Dans une lettre ferme adressée à l’ambassadeur du Canada en Haïti, Me Jean Henry Céant, ancien Premier ministre, dénonce ce qu’il considère comme une réponse inappropriée à une demande officielle de clarification sur les sanctions canadiennes le visant. Au-delà de sa situation personnelle, l’avocat soulève des enjeux plus larges liés au respect du protocole diplomatique, à la transparence des procédures et aux principes de l’État de droit.

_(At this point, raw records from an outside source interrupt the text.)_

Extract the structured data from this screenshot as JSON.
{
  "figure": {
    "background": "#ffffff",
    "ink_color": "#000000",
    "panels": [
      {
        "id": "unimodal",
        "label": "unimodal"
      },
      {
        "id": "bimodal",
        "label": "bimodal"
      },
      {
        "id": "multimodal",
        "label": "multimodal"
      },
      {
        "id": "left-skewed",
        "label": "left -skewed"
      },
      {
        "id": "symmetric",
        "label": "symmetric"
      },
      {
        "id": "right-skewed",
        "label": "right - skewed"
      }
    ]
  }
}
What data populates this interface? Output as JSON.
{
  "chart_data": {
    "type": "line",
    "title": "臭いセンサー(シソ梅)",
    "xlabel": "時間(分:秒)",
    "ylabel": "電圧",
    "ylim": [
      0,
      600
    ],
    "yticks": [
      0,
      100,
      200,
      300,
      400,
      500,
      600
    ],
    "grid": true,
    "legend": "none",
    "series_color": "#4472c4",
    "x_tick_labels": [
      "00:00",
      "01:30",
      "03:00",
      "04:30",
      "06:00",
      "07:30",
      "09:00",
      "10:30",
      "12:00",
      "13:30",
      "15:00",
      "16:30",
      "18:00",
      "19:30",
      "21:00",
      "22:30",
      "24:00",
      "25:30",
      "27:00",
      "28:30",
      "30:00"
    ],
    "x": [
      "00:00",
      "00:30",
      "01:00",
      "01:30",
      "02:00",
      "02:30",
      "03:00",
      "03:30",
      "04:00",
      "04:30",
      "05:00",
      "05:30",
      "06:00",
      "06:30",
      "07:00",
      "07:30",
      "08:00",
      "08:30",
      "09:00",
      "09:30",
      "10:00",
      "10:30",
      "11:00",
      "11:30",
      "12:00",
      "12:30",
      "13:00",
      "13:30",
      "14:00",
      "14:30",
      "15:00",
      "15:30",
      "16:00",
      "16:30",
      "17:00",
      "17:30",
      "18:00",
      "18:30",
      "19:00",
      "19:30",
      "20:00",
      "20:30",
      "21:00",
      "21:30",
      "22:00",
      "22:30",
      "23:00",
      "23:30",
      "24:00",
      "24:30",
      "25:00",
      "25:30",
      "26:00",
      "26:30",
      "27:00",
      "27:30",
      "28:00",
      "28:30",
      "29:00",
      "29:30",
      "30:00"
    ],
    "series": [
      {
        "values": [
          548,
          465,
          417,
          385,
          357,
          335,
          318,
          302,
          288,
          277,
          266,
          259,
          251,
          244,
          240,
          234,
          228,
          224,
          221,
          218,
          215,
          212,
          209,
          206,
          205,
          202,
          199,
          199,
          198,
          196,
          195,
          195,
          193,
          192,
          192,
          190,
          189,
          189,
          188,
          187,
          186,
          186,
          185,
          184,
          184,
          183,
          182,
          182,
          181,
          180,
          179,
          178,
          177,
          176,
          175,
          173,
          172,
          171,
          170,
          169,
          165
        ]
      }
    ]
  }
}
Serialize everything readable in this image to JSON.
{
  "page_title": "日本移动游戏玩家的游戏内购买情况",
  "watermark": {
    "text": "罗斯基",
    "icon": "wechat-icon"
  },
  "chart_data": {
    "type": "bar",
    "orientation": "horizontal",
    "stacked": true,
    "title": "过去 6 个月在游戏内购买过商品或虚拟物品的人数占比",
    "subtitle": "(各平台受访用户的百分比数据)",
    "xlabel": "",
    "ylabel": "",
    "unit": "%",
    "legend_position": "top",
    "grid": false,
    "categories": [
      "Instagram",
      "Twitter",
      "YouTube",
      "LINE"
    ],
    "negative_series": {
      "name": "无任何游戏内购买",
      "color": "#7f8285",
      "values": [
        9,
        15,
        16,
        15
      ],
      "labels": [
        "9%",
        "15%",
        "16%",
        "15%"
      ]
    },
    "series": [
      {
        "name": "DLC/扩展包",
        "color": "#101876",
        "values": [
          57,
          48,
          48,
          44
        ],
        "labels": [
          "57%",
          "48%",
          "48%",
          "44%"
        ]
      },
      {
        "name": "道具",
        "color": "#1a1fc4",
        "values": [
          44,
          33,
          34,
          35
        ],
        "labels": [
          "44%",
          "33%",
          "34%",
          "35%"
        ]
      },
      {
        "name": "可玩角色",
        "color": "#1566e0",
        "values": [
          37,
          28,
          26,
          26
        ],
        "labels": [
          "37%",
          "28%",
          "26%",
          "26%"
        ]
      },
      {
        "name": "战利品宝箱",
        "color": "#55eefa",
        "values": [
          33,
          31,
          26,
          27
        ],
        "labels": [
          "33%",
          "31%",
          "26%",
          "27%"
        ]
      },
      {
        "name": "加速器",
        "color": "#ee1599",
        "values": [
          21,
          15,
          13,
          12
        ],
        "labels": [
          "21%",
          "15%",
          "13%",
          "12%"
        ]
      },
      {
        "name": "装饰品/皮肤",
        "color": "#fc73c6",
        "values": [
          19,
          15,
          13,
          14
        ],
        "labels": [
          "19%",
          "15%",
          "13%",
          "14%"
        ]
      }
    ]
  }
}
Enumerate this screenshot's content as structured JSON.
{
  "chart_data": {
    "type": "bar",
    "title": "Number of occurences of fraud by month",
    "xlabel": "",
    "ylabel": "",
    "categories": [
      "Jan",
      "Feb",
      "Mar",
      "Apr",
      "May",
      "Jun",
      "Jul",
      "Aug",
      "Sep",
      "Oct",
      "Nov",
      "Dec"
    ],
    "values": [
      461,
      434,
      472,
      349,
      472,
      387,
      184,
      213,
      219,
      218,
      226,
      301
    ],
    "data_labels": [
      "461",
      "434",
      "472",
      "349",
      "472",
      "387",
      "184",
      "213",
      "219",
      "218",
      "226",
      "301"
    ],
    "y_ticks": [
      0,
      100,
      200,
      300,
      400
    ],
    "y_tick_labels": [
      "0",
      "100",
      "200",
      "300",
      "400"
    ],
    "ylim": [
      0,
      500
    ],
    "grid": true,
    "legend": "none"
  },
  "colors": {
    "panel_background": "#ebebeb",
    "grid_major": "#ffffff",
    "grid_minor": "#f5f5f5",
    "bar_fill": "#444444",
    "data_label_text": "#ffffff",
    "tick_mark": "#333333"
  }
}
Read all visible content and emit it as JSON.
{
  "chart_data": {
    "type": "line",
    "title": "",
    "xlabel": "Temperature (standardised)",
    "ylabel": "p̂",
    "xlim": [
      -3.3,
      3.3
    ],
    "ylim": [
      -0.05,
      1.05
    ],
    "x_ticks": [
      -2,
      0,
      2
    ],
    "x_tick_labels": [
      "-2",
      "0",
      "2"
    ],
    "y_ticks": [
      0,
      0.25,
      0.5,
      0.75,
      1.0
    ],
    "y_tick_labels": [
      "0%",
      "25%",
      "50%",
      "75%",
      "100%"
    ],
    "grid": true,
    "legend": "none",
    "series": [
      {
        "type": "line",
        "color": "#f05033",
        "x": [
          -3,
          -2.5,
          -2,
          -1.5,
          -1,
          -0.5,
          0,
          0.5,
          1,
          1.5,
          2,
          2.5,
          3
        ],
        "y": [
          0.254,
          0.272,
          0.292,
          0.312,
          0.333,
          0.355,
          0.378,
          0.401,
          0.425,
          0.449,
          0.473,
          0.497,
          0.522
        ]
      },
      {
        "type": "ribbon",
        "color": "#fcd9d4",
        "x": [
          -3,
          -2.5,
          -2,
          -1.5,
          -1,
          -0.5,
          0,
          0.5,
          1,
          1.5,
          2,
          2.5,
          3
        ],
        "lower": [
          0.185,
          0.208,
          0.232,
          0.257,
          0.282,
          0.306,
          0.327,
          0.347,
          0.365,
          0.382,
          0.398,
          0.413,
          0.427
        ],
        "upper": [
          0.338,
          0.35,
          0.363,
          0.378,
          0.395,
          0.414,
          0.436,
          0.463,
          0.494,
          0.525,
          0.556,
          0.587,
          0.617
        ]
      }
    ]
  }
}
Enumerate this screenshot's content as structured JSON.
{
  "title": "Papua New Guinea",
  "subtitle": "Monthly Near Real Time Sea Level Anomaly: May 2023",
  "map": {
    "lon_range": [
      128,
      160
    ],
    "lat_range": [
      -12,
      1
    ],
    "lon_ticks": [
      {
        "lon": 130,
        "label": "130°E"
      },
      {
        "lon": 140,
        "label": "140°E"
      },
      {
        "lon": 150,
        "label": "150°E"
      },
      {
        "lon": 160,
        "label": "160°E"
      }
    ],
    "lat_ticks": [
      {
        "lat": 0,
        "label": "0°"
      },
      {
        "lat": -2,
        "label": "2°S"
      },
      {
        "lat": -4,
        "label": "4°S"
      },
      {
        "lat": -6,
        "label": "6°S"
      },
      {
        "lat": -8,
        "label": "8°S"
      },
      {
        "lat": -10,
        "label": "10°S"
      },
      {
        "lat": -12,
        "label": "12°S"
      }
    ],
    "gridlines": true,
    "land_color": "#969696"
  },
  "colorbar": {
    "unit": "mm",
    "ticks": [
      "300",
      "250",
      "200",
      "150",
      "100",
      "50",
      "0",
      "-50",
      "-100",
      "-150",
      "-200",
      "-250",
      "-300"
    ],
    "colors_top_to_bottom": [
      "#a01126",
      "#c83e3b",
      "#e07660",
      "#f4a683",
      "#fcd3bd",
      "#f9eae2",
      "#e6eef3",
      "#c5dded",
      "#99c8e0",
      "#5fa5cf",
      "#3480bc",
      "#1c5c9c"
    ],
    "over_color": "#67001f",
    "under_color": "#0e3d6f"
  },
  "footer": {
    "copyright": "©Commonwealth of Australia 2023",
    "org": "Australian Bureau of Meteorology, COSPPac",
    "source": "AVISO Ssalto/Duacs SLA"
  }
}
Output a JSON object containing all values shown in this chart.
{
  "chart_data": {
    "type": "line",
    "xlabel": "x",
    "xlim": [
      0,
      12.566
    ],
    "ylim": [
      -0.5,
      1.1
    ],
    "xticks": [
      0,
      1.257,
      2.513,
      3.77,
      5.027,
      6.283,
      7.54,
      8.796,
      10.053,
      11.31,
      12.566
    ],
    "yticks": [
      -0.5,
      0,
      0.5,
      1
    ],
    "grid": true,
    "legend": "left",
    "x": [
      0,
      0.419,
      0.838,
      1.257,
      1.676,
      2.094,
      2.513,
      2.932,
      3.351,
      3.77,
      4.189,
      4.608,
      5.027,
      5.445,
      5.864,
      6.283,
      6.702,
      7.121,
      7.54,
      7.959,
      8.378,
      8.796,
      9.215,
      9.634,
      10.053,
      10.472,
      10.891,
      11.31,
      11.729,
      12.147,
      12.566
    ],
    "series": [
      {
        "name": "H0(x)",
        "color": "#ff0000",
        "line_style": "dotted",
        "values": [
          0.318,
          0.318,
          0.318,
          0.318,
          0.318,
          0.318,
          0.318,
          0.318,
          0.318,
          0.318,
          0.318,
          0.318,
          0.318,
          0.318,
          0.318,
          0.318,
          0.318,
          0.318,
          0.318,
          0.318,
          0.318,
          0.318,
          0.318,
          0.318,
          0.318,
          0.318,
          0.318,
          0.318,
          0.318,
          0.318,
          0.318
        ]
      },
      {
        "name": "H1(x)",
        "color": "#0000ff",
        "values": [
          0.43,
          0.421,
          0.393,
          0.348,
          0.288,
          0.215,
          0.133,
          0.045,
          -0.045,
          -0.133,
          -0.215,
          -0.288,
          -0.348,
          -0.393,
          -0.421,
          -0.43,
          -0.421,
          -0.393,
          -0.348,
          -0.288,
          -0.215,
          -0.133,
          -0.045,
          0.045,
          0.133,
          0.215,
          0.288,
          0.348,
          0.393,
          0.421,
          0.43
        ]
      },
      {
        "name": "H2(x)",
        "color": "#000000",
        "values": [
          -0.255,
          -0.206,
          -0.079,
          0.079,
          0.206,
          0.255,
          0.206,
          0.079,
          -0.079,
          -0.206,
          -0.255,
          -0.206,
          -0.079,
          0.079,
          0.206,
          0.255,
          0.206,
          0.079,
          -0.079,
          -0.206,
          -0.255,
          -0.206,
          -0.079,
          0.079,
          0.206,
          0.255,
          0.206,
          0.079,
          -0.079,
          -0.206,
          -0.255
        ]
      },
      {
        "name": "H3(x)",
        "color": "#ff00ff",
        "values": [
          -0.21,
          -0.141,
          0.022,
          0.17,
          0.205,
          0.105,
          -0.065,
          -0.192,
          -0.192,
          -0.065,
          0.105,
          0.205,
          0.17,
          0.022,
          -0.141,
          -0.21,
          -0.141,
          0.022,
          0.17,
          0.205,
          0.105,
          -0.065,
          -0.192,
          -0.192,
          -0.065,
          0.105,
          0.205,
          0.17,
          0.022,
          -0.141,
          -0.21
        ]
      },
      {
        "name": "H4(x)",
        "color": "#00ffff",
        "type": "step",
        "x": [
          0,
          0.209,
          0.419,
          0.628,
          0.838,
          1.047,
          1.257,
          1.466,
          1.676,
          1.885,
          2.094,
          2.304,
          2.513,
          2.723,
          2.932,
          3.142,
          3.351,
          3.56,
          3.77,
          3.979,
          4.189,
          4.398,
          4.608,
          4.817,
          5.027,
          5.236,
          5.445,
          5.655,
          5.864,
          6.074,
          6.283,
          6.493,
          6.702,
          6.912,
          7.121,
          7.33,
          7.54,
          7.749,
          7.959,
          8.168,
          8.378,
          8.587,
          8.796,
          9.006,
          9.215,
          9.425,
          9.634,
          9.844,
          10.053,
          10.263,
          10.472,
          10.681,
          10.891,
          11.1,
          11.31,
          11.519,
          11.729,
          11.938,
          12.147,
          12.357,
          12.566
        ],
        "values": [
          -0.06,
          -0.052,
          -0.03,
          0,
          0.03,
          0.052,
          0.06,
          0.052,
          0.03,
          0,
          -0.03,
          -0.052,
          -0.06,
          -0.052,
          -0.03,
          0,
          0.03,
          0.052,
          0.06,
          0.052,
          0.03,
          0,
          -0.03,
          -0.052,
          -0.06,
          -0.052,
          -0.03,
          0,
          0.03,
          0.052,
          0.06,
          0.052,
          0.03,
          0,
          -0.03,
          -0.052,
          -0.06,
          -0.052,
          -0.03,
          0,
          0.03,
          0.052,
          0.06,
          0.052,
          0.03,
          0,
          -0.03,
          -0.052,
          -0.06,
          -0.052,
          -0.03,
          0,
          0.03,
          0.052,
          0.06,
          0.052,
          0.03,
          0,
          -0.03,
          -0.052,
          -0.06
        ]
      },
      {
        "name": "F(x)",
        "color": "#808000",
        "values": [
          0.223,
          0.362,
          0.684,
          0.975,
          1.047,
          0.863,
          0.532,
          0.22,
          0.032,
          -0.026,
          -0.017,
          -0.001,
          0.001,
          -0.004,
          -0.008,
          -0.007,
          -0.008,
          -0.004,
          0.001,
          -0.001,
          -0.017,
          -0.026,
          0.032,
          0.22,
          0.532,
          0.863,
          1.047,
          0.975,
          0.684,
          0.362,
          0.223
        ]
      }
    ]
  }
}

Port-au-Prince, le 11 décembre 2025 — Plus d’un mois après avoir sollicité l’intervention du représentant du Canada en Haïti pour transmettre une correspondance à la ministre canadienne des Affaires étrangères, Me Jean Henry Céant dit rester « perplexe » face à la réponse reçue le 2 décembre de l’ambassadeur André François Giroux.
Dans cette lettre de protestation, l’ancien chef du gouvernement haïtien s’interroge tant sur la forme que sur le fond de la démarche diplomatique adoptée. Il y perçoit une possible rupture avec les usages traditionnellement observés dans les relations entre États, notamment à l’égard des anciens chefs de gouvernement.
Sans prêter d’intention particulière à son interlocuteur, Me Céant estime néanmoins nécessaire de rappeler que le respect des titres, des fonctions passées et des formes protocolaires demeure un pilier des relations internationales.
« La rigueur protocolaire et le respect des appellations contribuent à préserver la qualité des relations entre nos deux pays », souligne-t-il, insistant sur la dimension institutionnelle — et non personnelle — de sa démarche.
Pour l’ancien Premier ministre, la réponse de l’ambassadeur canadien aurait dû se limiter à un simple transfert de correspondance à la ministre des Affaires étrangères, Anita Anand, seule destinataire visée par la lettre initiale datée du 11 novembre 2025.
Sanctions canadiennes : une demande d’accès restée sans réponse
Au cœur de cette controverse figure une question sensible : celle des sanctions canadiennes visant des responsables politiques et économiques haïtiens. Depuis novembre 2022, Me Céant affirme réclamer l’accès à son dossier ainsi qu’aux preuves que le Canada détiendrait à son encontre.
Or, la réponse officielle reçue se serait limitée à un renvoi vers des liens du site d’Affaires mondiales Canada — une démarche jugée insuffisante, voire choquante, par l’homme de loi.
« Si j’avais souhaité écrire à la Direction générale des sanctions, je l’aurais fait directement », rappelle-t-il, non sans ironie, soulignant son expérience de plus de trente ans comme notaire et avocat.
Des failles reconnues par Affaires mondiales Canada
Pour étayer la légitimité de sa demande, Me Céant s’appuie sur un élément peu connu du grand public : un rapport d’évaluation interne d’Affaires mondiales Canada, couvrant la période 2018-2024 et publié en mars 2025. Ce document reconnaîtrait plusieurs lacunes dans les procédures du Bureau des sanctions.
Un constat qui, selon lui, renforce l’exigence de transparence et de respect des droits fondamentaux, y compris le droit à l’information et à une procédure équitable.
Au-delà de son cas personnel, l’ancien Premier ministre haïtien pose une question plus large, presque politique :si ce type de réponse expéditive devait devenir la norme dans les échanges avec les responsables haïtiens, ne traduirait-elle pas un éloignement du Canada par rapport aux valeurs qu’il revendique sur la scène internationale, notamment celles de l’État de droit et de la Déclaration universelle des droits de l’Homme ?
Vers une escalade diplomatique maîtrisée
Face à ce qu’il considère comme une fin de non-recevoir déguisée, Me Jean Henry Céant annonce son intention de saisir directement Ottawa. La lettre de l’ambassadeur, tout comme sa protestation formelle, seront transmises aux autorités centrales canadiennes, afin qu’elles en apprécient la portée.
Il affirme néanmoins rester confiant dans l’attachement du gouvernement canadien actuel aux principes juridiques, citant nommément le Premier ministre Mark J. Carney et la ministre des Affaires étrangères Anita Anand.
Cette correspondance, désormais publique, met en lumière les tensions latentes autour du régime de sanctions internationales visant Haïti. Elle pose surtout une question essentielle : celle de l’équilibre entre diplomatie, transparence et respect des droits, à un moment où la crédibilité des mécanismes internationaux est plus que jamais scrutée. Pour Me Jean Henry Céant, le combat dépasse sa personne — il engage, dit-il, l’honneur des institutions et la cohérence des valeurs démocratiques.